Right now I am using the matlab mexCallMATLAB function to use matlab’s division. My division itself is not that intensive, but having to copy matrices in and out of the GPU to do the division is a bit annoying/time consuming.
Is code for calculating this division available now, or is it still in the works?
Is there a CUDA routine available for matrix division: X=A/B, aka, the solution to B*X=A? Or can someone comment on the status of such code?
I have run across a few recent research papers along these lines; perhaps it is a little too early to ask for such code, although I am sure someone out there has taken the trouble to implement this.
This is related to e.g., level 3 BLAS routine sgetrf and LAPACK routine sgetrs, so I suspect that something like this is in the works. (In CUDA Version 2.0 final release?)
I think I’d rather wait for the tool to become available than attempt to implement it myself from the BLAS/LAPACK routines…
I have tried to implement this by means of gaussian elimination with partial pivoting, but was getting inaccurate results. I plan on trying to implement full pivoting, but have resorted for the moment to also do it in matlab, as I have other kernels taking 15 times as much as the division in matlab.
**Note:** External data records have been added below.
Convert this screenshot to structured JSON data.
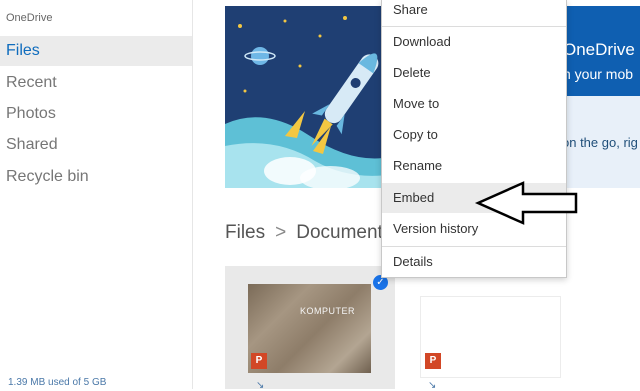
{
  "sidebar": {
    "brand": "OneDrive",
    "items": [
      {
        "label": "Files",
        "active": true
      },
      {
        "label": "Recent",
        "active": false
      },
      {
        "label": "Photos",
        "active": false
      },
      {
        "label": "Shared",
        "active": false
      },
      {
        "label": "Recycle bin",
        "active": false
      }
    ],
    "storage": "1.39 MB used of 5 GB"
  },
  "banner": {
    "line1": "OneDrive",
    "line2": "n your mob",
    "line3": "on the go, rig"
  },
  "breadcrumb": {
    "root": "Files",
    "separator": ">",
    "current": "Document"
  },
  "files": [
    {
      "thumb_title": "KOMPUTER",
      "type_icon": "P",
      "selected": true
    },
    {
      "thumb_title": "",
      "type_icon": "P",
      "selected": false
    }
  ],
  "context_menu": {
    "items": [
      "Share",
      "Download",
      "Delete",
      "Move to",
      "Copy to",
      "Rename",
      "Embed",
      "Version history",
      "Details"
    ],
    "highlighted": "Embed"
  },
  "colors": {
    "accent": "#0f6cbd",
    "banner_blue": "#0f5fb1",
    "check_blue": "#1a73e8",
    "ppt_red": "#d24726"
  }
}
I believe matlab computes this using LU decomposition, so maybe you can find some LU code for CUDA and use the results to do the division. (if you find some LU code, let me know)
Do you know of an efficient way of inverting lower or upper diagonal matrices? To my knowledge, while with some tricks this is vectorizable I know of no way to parallelize it in a way that will make the GPU version any faster than the CPU one.